DISCLOSE Act Treats Corporations and Unions Equally
Opponents have insistently but unfairly maintained that the DISCLOSE Act favors unions over corporations. In fact, both are treated equally.
The following letter to the editor was published in Politico on June 22, 2010.
In “First Amendment Freedoms for All” (June 18), Eugene Scalia insistently but unfairly maintains that the DISCLOSE Act favors unions over corporations. In fact, both are treated equally.
The bill requires funding disclosure for all election advertising — union and corporate.
In previous elections, unions and corporations spent millions of dollars on TV ads “paid for” by groups with patriotic-sounding names — leaving viewers with no idea of who was behind them. Under the DISCLOSE Act, these ads have to identify their actual funders.
That is the most important element of the bill — and it applies equally to unions and corporations.
The bill prohibits those with federal contracts larger than $7 million from spending treasury funds for independent expenditures and electioneering communications. The treatment is identical for unions and corporations.
Scalia notes a rejected amendment to extend “government contractor” prohibitions to unions by virtue of their role as bargaining agents for federal employees. Such negotiations do not involve the payment of government funds to union treasuries but, rather, affect workplace conditions and payment of individual employees.
The focus of the provision has always been on entities — union or corporation — that receive government contract payments. If the standard were instead “all those entities which lobby or negotiate for benefits for their members,” we would be including virtually every group in the country seeking government action — a far broader reach than Scalia or I would support.
Critics of the bill object to the $600-per-year reporting threshold for contributions to groups spending money on advertising, which they think exempts dues-paying union members.

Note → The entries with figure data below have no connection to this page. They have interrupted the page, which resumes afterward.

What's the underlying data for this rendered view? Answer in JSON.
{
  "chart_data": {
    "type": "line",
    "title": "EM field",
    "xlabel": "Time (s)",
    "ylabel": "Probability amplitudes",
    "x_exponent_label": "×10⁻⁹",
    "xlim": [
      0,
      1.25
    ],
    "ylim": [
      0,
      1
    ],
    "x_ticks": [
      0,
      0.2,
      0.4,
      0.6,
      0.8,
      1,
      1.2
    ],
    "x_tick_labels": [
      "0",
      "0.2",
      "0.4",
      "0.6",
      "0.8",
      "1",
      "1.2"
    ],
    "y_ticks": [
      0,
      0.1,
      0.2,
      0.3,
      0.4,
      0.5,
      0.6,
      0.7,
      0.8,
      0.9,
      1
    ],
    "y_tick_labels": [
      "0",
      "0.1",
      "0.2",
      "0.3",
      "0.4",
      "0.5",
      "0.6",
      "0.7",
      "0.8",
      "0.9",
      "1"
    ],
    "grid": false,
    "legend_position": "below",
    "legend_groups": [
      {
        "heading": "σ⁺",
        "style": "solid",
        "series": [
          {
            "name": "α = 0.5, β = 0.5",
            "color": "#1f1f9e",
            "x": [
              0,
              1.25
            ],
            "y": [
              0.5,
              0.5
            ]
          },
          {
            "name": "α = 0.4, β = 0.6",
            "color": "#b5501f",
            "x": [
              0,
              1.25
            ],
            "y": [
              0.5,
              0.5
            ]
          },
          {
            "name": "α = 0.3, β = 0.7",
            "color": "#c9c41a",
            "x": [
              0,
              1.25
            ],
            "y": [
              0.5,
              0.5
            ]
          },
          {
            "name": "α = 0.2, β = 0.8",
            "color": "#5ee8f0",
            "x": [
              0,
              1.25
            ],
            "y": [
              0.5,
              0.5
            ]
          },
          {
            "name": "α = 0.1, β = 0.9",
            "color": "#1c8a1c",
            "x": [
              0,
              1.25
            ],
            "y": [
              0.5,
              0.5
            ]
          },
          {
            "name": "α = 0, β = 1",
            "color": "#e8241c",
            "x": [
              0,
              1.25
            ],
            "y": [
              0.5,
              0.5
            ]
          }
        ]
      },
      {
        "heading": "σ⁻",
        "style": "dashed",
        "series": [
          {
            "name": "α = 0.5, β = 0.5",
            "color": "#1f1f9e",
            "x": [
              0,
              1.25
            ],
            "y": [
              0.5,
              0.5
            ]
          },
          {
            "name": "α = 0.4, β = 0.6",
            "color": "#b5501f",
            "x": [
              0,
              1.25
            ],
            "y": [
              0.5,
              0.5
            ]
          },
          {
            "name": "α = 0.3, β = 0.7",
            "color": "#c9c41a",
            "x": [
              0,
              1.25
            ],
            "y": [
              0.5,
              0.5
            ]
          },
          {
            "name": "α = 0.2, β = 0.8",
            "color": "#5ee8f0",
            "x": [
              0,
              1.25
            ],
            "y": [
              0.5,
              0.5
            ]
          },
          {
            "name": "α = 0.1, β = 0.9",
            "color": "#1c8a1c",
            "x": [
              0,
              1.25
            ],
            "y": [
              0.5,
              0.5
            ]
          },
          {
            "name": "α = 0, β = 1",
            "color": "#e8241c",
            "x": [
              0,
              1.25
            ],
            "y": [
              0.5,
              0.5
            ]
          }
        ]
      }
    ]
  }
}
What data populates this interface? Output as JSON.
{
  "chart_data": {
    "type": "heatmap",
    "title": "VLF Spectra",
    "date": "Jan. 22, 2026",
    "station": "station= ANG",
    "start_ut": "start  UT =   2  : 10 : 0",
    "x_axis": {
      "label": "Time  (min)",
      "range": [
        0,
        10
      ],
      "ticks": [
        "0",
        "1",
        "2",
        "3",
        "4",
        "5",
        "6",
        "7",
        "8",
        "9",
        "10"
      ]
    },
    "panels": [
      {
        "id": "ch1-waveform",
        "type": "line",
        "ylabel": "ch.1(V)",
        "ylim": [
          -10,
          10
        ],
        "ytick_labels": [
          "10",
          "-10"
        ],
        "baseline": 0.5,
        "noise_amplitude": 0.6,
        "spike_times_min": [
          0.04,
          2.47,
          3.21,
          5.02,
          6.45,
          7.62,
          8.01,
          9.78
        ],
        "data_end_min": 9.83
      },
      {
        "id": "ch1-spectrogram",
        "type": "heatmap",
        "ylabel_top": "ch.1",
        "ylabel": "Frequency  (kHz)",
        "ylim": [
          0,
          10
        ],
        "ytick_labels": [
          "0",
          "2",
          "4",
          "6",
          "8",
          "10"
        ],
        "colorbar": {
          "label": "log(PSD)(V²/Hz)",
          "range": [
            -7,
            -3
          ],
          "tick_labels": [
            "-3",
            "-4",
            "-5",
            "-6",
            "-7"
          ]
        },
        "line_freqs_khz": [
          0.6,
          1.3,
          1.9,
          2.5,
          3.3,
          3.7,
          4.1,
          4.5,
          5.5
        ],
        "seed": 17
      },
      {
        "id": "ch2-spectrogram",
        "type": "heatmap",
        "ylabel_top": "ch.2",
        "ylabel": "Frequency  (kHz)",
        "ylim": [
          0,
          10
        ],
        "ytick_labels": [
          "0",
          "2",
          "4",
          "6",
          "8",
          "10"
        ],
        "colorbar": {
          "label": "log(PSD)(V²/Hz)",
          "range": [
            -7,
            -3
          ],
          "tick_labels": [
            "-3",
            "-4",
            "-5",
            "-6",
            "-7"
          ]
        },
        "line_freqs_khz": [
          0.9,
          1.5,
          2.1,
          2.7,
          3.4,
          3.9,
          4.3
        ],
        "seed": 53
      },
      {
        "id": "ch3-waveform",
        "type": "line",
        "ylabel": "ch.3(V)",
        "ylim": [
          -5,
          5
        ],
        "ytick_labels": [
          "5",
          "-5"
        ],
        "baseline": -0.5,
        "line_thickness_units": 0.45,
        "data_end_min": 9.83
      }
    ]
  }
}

That is also true of most dues-paying members of AARP, the Sierra Club and any other advocacy group.
The bill’s point is not needless disclosure of small donors but to capture the large money behind independent campaign advertising.
Based on the legislative language’s equality of treatment, claims of union favoritism seem to be unsupported efforts to discredit the bill and stave off its primary goal: disclosure of those underwriting the massive independent expenditure campaigns that are coming to dominate our elections.